Introduction
Version 3 of XMPPFramework brings massive parallelism, and big performance improvements. This article outlines the architecture of the threading within the framework, how to harness it, as well as what to watch out for.
Grand Central Dispatch
Writing multi-threaded code has historically been difficult and fraught with problems. Apple’s Grand Central Dispatch technology changes much of this. And GCD is where the XMPPFramework gets its parallelism and power.
If you’re already an expert on GCD you can skip this section. Otherwise, read on for a quick overview.
One of the problems with traditional multi-threading has to do with a few simple questions:
- “How many threads do I create?”
- “How many threads is too many?”
- “What is the performance impact of creating too many threads?”
It all comes down to the fact that creating a thread is an expensive operation. It’s rather slow, plus it requires a significant amount of overhead. On top of this, if you create too many threads then your process wastes a lot of CPU cycles switching back and forth between threads. And the costs of these thread-context switches starts to eat away at your performance.

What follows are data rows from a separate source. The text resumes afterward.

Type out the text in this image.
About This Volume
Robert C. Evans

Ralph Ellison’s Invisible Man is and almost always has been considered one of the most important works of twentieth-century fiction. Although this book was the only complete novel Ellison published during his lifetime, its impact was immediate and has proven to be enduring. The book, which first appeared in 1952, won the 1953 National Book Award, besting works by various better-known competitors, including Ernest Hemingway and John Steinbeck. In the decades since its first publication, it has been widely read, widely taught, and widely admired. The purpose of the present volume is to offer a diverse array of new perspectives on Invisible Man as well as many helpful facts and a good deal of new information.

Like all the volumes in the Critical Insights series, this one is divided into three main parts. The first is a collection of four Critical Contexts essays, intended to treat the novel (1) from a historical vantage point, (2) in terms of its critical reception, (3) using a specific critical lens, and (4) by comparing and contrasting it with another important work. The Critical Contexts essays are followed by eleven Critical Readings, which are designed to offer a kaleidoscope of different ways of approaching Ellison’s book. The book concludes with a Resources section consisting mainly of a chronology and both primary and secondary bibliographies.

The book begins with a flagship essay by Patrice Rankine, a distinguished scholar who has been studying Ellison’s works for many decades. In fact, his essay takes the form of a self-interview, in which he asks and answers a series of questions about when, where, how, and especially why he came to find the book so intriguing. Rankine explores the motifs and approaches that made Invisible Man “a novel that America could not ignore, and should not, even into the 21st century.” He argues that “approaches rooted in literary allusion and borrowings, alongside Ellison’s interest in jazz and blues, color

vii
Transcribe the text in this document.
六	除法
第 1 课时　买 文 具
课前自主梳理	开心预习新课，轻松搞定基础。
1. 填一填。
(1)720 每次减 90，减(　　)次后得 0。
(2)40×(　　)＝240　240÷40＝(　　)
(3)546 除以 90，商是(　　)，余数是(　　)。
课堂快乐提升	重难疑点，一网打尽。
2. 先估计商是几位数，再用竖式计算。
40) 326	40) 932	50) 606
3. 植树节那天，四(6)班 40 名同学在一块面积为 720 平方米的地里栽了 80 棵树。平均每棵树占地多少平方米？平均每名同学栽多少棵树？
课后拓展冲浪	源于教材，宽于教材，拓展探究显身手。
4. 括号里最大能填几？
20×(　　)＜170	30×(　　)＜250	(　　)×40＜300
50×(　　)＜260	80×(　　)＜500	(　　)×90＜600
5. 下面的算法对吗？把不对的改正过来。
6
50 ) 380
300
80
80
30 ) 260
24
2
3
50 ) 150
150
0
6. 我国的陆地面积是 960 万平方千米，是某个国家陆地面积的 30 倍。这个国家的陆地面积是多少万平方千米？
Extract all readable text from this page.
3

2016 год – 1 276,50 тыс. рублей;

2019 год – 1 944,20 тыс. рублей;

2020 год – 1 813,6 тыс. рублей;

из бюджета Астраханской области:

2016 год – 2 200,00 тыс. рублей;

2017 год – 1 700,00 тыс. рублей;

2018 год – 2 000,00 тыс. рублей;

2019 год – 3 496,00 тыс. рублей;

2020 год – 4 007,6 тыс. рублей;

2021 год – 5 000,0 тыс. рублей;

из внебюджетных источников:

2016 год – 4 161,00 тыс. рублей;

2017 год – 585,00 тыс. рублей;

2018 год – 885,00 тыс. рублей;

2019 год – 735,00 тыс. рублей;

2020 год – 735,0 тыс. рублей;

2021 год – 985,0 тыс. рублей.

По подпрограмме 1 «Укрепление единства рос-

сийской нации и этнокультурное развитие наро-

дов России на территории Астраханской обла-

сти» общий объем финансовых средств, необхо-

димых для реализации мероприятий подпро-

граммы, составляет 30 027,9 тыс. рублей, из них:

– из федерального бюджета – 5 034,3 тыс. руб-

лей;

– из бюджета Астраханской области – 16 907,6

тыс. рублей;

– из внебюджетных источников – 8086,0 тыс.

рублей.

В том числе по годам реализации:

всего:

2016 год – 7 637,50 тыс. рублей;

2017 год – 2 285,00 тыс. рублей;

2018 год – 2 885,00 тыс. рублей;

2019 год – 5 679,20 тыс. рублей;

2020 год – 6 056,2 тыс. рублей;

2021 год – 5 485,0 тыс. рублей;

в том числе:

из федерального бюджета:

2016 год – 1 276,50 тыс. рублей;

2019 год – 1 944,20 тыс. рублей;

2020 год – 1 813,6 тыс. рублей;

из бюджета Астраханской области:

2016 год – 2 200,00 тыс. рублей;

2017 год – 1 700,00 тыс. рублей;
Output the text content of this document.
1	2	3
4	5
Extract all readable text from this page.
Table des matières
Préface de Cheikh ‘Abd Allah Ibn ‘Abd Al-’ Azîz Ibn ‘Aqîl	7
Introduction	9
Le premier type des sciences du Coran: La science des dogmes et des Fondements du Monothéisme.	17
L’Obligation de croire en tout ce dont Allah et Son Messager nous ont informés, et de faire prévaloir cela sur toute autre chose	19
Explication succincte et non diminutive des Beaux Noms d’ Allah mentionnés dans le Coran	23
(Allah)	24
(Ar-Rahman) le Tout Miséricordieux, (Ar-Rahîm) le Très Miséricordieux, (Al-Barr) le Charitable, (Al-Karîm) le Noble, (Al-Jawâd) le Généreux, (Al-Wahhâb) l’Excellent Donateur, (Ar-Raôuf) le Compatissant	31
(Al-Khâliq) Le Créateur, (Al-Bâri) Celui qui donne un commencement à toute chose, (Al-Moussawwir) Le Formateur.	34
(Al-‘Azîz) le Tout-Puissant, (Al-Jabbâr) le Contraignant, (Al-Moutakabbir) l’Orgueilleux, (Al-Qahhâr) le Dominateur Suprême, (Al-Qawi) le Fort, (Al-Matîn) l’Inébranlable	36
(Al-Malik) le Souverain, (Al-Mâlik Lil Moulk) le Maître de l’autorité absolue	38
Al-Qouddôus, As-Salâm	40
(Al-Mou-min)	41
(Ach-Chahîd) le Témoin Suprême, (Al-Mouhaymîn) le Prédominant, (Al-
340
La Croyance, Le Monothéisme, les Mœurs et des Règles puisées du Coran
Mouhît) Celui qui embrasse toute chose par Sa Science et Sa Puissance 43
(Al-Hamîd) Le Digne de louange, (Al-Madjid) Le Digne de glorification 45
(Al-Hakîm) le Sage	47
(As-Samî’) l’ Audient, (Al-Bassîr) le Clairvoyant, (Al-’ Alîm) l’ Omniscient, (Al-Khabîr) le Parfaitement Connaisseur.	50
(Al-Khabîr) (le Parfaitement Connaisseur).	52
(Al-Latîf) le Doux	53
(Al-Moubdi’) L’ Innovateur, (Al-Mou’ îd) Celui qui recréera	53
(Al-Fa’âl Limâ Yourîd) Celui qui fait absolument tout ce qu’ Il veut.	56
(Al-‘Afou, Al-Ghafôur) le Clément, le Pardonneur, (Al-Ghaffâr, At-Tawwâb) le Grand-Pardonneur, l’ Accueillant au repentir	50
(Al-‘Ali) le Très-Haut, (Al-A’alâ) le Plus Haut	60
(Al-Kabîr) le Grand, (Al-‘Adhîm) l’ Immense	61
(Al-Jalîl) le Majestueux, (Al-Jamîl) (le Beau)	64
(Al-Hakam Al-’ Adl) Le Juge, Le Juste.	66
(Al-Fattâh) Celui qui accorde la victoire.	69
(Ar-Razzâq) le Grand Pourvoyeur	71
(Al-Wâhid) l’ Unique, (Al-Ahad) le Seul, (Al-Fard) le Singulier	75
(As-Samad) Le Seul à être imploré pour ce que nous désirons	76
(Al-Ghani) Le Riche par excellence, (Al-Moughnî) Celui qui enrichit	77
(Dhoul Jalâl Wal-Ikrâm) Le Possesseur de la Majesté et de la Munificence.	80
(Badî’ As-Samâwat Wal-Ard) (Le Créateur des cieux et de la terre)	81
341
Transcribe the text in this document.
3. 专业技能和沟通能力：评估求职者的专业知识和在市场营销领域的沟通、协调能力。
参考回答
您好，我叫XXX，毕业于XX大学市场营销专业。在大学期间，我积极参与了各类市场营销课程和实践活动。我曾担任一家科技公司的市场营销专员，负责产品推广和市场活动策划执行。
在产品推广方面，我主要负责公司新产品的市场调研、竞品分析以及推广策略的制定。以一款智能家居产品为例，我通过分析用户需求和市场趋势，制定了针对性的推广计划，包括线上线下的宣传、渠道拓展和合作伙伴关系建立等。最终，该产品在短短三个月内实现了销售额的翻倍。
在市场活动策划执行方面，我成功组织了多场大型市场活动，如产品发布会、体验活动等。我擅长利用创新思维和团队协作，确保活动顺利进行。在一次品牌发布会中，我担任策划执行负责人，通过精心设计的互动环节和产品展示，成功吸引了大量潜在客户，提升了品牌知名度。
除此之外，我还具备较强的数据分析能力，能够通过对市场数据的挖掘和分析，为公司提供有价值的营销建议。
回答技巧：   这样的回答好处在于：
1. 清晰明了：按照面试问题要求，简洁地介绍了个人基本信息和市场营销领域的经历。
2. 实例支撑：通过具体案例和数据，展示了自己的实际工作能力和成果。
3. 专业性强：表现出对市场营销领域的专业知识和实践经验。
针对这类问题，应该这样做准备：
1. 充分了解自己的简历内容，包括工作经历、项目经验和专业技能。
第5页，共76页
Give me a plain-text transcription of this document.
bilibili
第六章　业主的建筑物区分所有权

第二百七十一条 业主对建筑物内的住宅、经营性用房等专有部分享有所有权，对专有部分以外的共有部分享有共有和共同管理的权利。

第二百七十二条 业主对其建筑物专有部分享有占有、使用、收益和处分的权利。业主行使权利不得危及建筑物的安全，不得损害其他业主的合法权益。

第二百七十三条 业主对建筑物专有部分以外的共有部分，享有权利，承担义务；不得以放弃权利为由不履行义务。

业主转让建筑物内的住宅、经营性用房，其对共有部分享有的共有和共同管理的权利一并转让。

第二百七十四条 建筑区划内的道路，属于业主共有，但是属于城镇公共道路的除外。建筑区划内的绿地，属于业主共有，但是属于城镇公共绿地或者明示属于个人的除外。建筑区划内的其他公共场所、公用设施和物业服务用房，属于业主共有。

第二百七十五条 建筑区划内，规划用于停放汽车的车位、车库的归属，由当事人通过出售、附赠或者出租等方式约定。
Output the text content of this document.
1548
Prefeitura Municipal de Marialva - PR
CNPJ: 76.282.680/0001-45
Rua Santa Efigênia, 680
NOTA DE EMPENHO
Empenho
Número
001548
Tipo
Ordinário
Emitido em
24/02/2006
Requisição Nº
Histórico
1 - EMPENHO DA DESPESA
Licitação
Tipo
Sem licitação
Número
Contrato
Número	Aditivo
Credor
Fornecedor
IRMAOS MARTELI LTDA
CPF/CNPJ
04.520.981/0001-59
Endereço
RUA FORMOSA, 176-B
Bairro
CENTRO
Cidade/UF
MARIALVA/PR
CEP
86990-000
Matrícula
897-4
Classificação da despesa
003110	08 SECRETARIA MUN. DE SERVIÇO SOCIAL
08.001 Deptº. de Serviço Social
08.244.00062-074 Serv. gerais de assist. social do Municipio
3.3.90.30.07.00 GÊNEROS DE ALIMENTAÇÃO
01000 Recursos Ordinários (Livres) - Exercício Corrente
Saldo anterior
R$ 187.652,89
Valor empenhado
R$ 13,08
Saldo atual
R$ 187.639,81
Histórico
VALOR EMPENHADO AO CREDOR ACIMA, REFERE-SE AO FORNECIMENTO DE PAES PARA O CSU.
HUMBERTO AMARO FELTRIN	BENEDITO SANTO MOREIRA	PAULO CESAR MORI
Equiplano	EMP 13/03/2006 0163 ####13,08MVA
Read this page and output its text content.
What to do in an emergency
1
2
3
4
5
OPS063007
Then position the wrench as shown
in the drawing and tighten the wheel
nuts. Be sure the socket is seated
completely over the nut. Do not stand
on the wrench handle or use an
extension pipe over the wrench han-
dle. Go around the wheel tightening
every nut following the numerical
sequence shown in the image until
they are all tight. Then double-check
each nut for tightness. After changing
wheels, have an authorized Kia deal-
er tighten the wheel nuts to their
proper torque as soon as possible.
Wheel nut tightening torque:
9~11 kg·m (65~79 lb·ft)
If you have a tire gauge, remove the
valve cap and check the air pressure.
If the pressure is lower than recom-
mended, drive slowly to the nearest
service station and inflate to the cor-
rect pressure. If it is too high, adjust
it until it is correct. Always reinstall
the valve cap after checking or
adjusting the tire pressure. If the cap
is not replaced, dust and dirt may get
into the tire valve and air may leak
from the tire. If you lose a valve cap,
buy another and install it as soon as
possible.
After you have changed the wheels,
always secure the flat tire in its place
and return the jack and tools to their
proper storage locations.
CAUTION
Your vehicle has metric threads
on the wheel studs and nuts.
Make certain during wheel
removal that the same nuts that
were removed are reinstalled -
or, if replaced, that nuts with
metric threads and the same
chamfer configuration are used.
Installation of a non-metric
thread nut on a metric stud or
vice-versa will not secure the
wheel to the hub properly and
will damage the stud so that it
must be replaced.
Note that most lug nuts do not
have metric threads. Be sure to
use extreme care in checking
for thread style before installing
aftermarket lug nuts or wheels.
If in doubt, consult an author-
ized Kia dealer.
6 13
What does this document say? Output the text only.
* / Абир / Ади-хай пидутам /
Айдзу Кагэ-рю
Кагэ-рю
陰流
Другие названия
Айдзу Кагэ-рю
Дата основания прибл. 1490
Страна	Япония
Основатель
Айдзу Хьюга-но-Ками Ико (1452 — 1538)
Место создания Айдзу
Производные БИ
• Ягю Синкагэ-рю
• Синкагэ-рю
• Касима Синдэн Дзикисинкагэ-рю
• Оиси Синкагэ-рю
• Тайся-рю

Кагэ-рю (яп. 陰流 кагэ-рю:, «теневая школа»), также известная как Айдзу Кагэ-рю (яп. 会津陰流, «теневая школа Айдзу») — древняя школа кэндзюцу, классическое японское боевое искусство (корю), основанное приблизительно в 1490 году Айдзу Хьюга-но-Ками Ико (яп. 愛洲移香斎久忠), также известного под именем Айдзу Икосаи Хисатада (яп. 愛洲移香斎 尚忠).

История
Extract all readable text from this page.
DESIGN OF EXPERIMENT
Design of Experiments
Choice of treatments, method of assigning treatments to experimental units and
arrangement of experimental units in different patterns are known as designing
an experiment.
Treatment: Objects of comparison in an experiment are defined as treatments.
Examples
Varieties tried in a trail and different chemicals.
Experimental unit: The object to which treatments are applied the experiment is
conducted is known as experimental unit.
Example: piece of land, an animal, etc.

To make matters worse, there are no simple answers for how many threads to create. First of all, even if you knew how processor cores are available, that doesn’t mean the OS is going to give your process all those cores. The correct answer may come down to system load, and only the OS knows about this.
GCD solves these questions with a simple abstraction:
Don’t worry about threads. Instead use dispatch queues. These are super lightweight, and you can create tons of them. The GCD library will automatically manage a thread pool of the proper size, and will execute your dispatch queues on threads from this pool.
So a dispatch_queue is NOT a thread. It is an abstraction designed to make you stop thinking in terms of threads. If you’re anything like me, this will be a difficult habit to break. So let’s look at an example:
// Creating a dispatch queue is a lightweight operation.
// Creating a thread = 512 KB
// Creating a queue = 256 Bytes !
//
// We're going to create a serial queue.
dispatch_queue_t myQ = dispatch_queue_create("my q name", NULL);
// Placing a work item in a GCD queue is a lightweight operation.
// In fact, it requires only 15 instructions.
// By comparison, setting up a thread, and assigning work to it
// can require hundreds of instructions
// and take more than 50 times longer.
dispatch_async(myQ, task1);
dispatch_async(myQ, task2);
dispatch_async(myQ, task3);
So do task1 - task3 all operate on the same thread? No, stop thinking a queue is a thread. Here are some examples of what might happen:
- task1 -> Thread D
- task2 -> Thread G
- task3 -> Thread B
Or perhaps:
- task1 -> Thread Z
- task2 -> Thread H
- task3 -> Thread Z
The point is, it doesn’t matter. We created a serial queue, so the tasks get executed one after the other. And task2 won’t start until task1 is complete.
Parallelism via Queues
The XMPPFramework accomplishes its parallelism by allowing all modules and delegates to run in their own queue. Let’s take a deeper look at this within the code.
Whenever you add a delegate, you also specify the dispatch_queue you would like your delegate methods to be invoked on.
[xmppStream addDelegate:self delegateQueue:dispatch_get_main_queue()];
The above code specifies that the delegate methods are to be invoked on the main thread. However, it would be trivial to parallelize your xmpp handling code by simply creating your own queue, and specifying that queue.
dispatch_queue_t xmppHandlingQ = dispatch_queue_create("XMPP Handling", NULL);
// Look mom! No more blocking the UI thread!
// Now I do all my expensive processing somewhere else!
[xmppStream addDelegate:self delegateQueue:xmppHandlingQ];
When the xmppStream goes to invoke your delegateMethod, it will essentially do this:
dispatch_async(delegateQueueYouProvided, ^{ @autoreleasepool {
[delegate xmppStreamDidConnect:self];
}});
Avoiding deadlock is simple - delegates are always invoked asynchronously.
Thread Safety
If you’ve invoked:
[xmppStream addDelegate:self delegateQueue:...];
then don’t forget to do this somewhere (maybe in dealloc, or even before):
[xmppStream removeDelegate:self];
The same applies for any xmpp module that you may add a delegate to.
Memory Management
XML is basically a tree structure. You deal with nodes that have a parent and children. Further, the XML API’s are designed to allow you to traverse up and down the tree. Thus, the underlying XML tree (as a whole) may not get released if you retain child nodes.
See the detailed discussion on the KissXML page.
(Each XMPPIQ, XMPPMessage, and XMPPPresence element are their own individual trees. Rather than retain the child nodes of such elements, one should prefer to create copies.)